First up, the latest version, Go 1.11, was released just prior to the conference, which saw “many changes and improvements to the toolchain, runtime, and libraries, but two features stand out as being especially exciting: modules and WebAssembly support.”
As we discussed last week, this latest version “adds preliminary support for a new concept called “modules,” which is still “considered experimental” and is the renamed version of the aforementioned and somewhat controversial vgo. Go 1.11 also adds an experimental port to WebAssembly, which “allows programmers to compile Go programs to a binary format compatible with four major web browsers.” Surely you’ve read all about version 1.11 by now, though. But if you haven’t, there are always the release notes, as well as a feature round-up in both JAXEnter and InfoWorld that do well to sum things up.
Of course, the big highlight of Gophercon may have been the “sneak peek at preliminary drafts of possible designs for changes to error handling and generics,” which you can watch Go project lead Russ Cox discuss here:
Tech blog PacktHub provides a quick read on Go 2.0, noting that Cox doesn’t seem convinced on the need for generics quite yet. In the above video, Cox says “I’ve been examining generics recently, but I don’t have in my mind a clear picture of the detailed, concrete problems that Go users need generics to solve. As a result, I can’t answer a design question like whether to support generic methods.” Cox also discusses the process for adopting new features, commenting that Go 2.0 is currently in the “identify and explain a problem” phase, which comes necessarily before proposing and discussing solutions. (Does this feel like a “don’t get too irate about anything yet, please?” to anyone else?)
Surely, we could talk about Go 2.0 at length, but there’s more to note before moving on to the rest of the news for the week! Microsoft also joined the Golang news cycle this week with its own announcement of Project Athens and GopherSource, which it says “represent an important milestone in the work that Microsoft has been doing to enable Go developers to build and run better apps and services, with support for Go in tools like Visual Studio Code and Visual Studio Team Services, as well as on our Azure cloud platform.” The open source Project Athens works to create the first proxy server for Go modules, while GopherSource is a community space for “giving feedback and reviews to Go, making official Go proposals and implementing them, fostering a better Go community, and contributing to open source,” according to JAXEnter. And just in case you missed out…
This Week in Programming
- GitHub Introduces a Well-Meaning, but Possibly Poorly Named “Project Paper Cuts”: I don’t know about you, but when I think of paper cuts, I cringe. Well, that’s the name of GitHub’s latest endeavor, Project Paper Cuts, which purports to address “the usability nitpicks that bother you daily but might not be a part of our bigger product initiatives.” I get it. Paper cuts are small. These problems are small. But the saying “death by a thousand cuts” (or paper cuts, if you prefer) refers, usually, to the “failure that occurs as a result of many small problems.” Oh well, I guess we’re flipping this one on its head and talking about applying some liquid bandaid to these paper cuts? Yeah, let’s go with that. So anyways, Project Paper Cuts “is dedicated to working directly with the community to fix small to medium-sized workflow problems, iterate on UI/UX, and find other ways to make the quick improvements that matter most” by listening more carefully and “looking at the wider GitHub community’s creation of self-organized “feature request” repositories and browser extensions, as well as actively asking for feedback.” My own issues with the name aside, this sounds like a great step forward.
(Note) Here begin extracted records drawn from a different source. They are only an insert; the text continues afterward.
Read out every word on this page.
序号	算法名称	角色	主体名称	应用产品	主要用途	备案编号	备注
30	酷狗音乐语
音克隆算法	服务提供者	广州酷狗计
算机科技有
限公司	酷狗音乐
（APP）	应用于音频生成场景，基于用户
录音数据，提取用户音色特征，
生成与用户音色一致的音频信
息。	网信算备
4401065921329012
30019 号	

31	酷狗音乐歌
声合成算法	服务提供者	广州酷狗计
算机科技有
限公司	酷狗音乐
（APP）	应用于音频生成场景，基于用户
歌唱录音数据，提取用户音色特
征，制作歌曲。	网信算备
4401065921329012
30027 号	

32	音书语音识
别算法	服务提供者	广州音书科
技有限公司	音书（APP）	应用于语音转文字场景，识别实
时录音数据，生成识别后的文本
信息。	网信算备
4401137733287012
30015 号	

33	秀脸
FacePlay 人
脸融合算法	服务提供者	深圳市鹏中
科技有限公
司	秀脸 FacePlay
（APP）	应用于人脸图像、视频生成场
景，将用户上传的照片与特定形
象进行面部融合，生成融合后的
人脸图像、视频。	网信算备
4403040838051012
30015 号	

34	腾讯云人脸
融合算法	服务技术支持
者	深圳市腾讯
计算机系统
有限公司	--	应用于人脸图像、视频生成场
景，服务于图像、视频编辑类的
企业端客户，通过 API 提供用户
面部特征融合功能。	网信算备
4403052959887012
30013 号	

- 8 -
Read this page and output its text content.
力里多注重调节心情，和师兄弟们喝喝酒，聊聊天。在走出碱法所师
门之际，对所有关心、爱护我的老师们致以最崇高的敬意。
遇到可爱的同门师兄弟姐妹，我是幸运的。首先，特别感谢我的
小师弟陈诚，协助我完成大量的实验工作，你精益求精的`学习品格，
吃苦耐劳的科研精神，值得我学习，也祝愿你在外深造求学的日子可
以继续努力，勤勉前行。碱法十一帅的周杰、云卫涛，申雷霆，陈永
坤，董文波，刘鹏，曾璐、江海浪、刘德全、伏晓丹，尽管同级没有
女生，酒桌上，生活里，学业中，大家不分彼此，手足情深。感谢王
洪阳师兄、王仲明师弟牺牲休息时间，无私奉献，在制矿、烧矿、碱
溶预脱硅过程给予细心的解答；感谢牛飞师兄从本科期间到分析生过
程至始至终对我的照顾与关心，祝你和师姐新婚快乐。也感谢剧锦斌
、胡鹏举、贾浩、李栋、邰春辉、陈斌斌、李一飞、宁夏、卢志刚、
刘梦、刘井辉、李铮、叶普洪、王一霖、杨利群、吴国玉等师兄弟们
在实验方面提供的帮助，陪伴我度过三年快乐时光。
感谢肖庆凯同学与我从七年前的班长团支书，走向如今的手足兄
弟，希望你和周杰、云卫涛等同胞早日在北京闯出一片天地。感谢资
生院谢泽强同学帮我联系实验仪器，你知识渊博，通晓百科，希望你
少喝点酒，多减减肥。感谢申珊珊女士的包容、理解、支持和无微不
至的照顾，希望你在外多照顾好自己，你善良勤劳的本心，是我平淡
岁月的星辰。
- GitHub Adds Checks and Statuses to GitHub for Visual Studio: Also in the world of GitHub, a quick update on GitHub for Visual Studio, which now supports checks and statuses in pull requests. According to the announcement, checks and statuses help to determine if the conditions set for a repository are met and their addition will allow for every commit to show a status of pending, passing, or failing for each check, and provides the “necessary information to review and merge pull requests” and “takes us one step closer to building out a complete pull request workflow.”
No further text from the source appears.